If we have a large notebook and it is getting difficult to find the DataFrame and their schema, Spark provides a very useful function printDataFrames to find   
all the DataFrame created so far.

In [12]:
from spark_notebook_helpers import printDataFrames
printDataFrames(True)

In [13]:
# calculate number of unique junglers
uniqueJunglers = wordCount(dataDF).count()
print uniqueJunglers

# calculate mean number of occurences
averageCount = round(((dataCountsDF.groupBy().mean('count').collect())[0][0]), 2)
print averageCount

Lets do some data wrangling operation.
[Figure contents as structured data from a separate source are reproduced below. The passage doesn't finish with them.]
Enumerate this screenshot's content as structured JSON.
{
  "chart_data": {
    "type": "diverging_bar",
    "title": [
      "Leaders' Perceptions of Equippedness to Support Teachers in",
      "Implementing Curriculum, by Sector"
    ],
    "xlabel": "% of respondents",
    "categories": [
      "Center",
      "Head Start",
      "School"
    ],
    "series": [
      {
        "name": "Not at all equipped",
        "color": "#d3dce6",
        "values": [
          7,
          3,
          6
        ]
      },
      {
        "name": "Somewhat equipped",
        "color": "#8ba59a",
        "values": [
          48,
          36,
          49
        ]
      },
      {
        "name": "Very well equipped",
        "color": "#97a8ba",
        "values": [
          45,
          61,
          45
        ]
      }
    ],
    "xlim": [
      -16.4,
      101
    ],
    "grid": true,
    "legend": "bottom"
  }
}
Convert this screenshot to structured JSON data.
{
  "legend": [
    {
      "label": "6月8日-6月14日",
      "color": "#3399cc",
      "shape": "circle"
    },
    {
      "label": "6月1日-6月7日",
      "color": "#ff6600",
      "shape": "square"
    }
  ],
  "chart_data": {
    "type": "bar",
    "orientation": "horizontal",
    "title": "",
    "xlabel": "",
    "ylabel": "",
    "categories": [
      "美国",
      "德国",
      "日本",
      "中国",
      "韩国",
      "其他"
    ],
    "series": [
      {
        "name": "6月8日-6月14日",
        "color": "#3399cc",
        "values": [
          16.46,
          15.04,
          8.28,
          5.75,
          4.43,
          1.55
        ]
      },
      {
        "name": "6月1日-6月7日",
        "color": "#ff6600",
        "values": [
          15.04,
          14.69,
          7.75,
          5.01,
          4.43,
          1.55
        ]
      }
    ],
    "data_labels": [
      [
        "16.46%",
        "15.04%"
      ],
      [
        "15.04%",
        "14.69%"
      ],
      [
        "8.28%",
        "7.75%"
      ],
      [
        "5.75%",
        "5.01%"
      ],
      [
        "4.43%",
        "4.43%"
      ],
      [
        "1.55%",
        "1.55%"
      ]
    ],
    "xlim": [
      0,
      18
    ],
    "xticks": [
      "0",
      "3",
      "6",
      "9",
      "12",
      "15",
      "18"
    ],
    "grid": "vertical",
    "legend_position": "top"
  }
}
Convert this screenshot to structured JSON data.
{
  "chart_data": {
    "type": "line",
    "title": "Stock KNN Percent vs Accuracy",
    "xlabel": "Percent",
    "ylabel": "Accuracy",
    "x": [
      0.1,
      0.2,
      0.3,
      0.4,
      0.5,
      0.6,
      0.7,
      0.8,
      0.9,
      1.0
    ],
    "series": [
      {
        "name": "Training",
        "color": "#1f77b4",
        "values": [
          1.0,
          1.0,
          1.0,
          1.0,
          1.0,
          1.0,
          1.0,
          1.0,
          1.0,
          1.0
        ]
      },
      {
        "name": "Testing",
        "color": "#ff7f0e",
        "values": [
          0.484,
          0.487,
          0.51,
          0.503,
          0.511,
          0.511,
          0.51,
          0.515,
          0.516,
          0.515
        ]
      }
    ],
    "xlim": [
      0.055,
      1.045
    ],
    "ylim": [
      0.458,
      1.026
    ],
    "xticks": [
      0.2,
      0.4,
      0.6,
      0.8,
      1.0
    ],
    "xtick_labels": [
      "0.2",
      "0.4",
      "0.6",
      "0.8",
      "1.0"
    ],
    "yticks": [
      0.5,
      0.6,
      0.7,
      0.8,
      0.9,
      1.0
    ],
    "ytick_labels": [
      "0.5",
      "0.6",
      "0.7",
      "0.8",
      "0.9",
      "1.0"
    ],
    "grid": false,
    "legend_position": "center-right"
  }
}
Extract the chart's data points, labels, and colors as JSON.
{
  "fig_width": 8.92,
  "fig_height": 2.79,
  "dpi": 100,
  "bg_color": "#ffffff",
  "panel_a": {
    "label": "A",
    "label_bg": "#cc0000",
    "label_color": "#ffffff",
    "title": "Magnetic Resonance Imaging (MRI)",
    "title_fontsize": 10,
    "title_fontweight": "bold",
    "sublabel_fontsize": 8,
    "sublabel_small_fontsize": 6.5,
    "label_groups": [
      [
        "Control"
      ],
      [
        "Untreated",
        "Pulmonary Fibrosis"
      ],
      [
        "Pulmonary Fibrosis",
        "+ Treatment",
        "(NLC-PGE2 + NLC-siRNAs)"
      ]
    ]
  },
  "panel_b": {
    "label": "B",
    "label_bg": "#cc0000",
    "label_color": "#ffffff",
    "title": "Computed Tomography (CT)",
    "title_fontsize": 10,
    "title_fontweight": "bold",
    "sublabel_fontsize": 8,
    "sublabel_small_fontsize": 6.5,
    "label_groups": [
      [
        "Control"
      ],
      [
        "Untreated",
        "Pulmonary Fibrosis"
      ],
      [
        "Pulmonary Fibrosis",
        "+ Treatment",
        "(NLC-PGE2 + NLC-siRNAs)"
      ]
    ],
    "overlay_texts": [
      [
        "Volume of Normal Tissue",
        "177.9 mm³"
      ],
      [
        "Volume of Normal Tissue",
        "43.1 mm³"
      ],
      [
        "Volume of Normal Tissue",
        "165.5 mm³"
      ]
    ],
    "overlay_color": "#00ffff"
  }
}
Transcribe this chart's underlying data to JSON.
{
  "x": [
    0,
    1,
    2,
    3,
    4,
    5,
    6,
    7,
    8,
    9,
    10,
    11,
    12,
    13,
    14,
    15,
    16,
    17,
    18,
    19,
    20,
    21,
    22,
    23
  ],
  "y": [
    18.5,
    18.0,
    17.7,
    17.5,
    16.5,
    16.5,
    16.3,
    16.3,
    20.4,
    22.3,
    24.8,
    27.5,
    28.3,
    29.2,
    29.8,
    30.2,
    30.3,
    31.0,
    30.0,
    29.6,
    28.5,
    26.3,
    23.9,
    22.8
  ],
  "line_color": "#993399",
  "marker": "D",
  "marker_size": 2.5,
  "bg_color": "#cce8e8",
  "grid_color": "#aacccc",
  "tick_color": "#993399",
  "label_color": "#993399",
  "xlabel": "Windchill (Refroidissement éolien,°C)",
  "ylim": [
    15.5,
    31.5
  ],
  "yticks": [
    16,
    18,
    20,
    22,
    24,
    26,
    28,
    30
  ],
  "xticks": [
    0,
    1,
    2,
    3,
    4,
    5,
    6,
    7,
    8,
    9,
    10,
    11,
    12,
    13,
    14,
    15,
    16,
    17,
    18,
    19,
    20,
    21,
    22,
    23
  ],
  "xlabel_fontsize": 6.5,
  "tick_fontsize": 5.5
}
As we are going to work on dataset of text files, we would keep the following assumptions:
+ words should be counted independent of their capitalization.
+ punctuation should be removed.
+ leading and trailing spaces should be removed.

To keep the above assumptions intact, we create a function called removePunctuation to perform the three operations.

In [15]:
from pyspark.sql.functions import regexp_replace, trim, col, lower
def removePunctuation(column):
  """Removes punctuation, changes to lower case, strips leading and trailing spaces.
  
  Args:
    column: a sentence
  
  Returns:
    Column: a column named 'sentence'
  """
  
  return lower(trim(regexp_replace(column, '[^\w\s]+', ""))).alias('sentence')

In [16]:
# test removePunctuation operation
sentenceDF = sqlContext.createDataFrame([('Hello, World!', ), (' How about some ice-cream?',), ('  *  Well, how about a cookie and lots of candies? *',)], ['sentence'])
sentenceDF.show(truncate=False)
(sentenceDF
  .select(removePunctuation(col('sentence')))
  .show(truncate=False))

We have both the functions ready, lets read the dataset and perform the operations accordingly.

In [18]:
filename = "/FileStore/tables/tux1rb3k1481050985024/TaleOfTwoCities.txt"
twoCitiesDF = sqlContext.read.text(filename).select(removePunctuation(col('value')))
twoCitiesDF.show(truncate=False)

Before we use the wordCount() function, we have to address the following issues:
+ Need to split each line by spaces.
+ Filter out empty lines or words.   
Lets address these two issues first.

In [20]:
from pyspark.sql.functions import split,explode
twoCitiesWordsDF = (twoCitiesDF
                    .select(explode(split(twoCitiesDF.sentence, " ")).alias('word'))
                    .where("word != ''")
                    )
twoCitiesWordsDF.show(truncate=False)
twoCitiesWordsDFCount = twoCitiesWordsDF.count()
print twoCitiesWordsDFCount

One more issue to address. We need to refactor wordCount() in order to groupby word

In [22]:
def wordCount(wordsDF):
  """ Creates a DataFrame with word counts.
  
  Args:
      wordsDF: A DataFrame consisting of one string column called 'Jungler'.
      
  Returns:
      DataFrame of a (str, int): containing Jungler and count columns.
  """
  return (wordsDF
           .groupBy('word')
           .count())

In [23]:
# produce a list of words in descending order.
from pyspark.sql.functions import desc
topWordsAndCountsDF = wordCount(twoCitiesWordsDF).orderBy(desc('count'))
topWordsAndCountsDF.show()

We see a lot of stop words like a, the, of etc in the top 20 words.  
We will keep those for now, will remove them in the next project.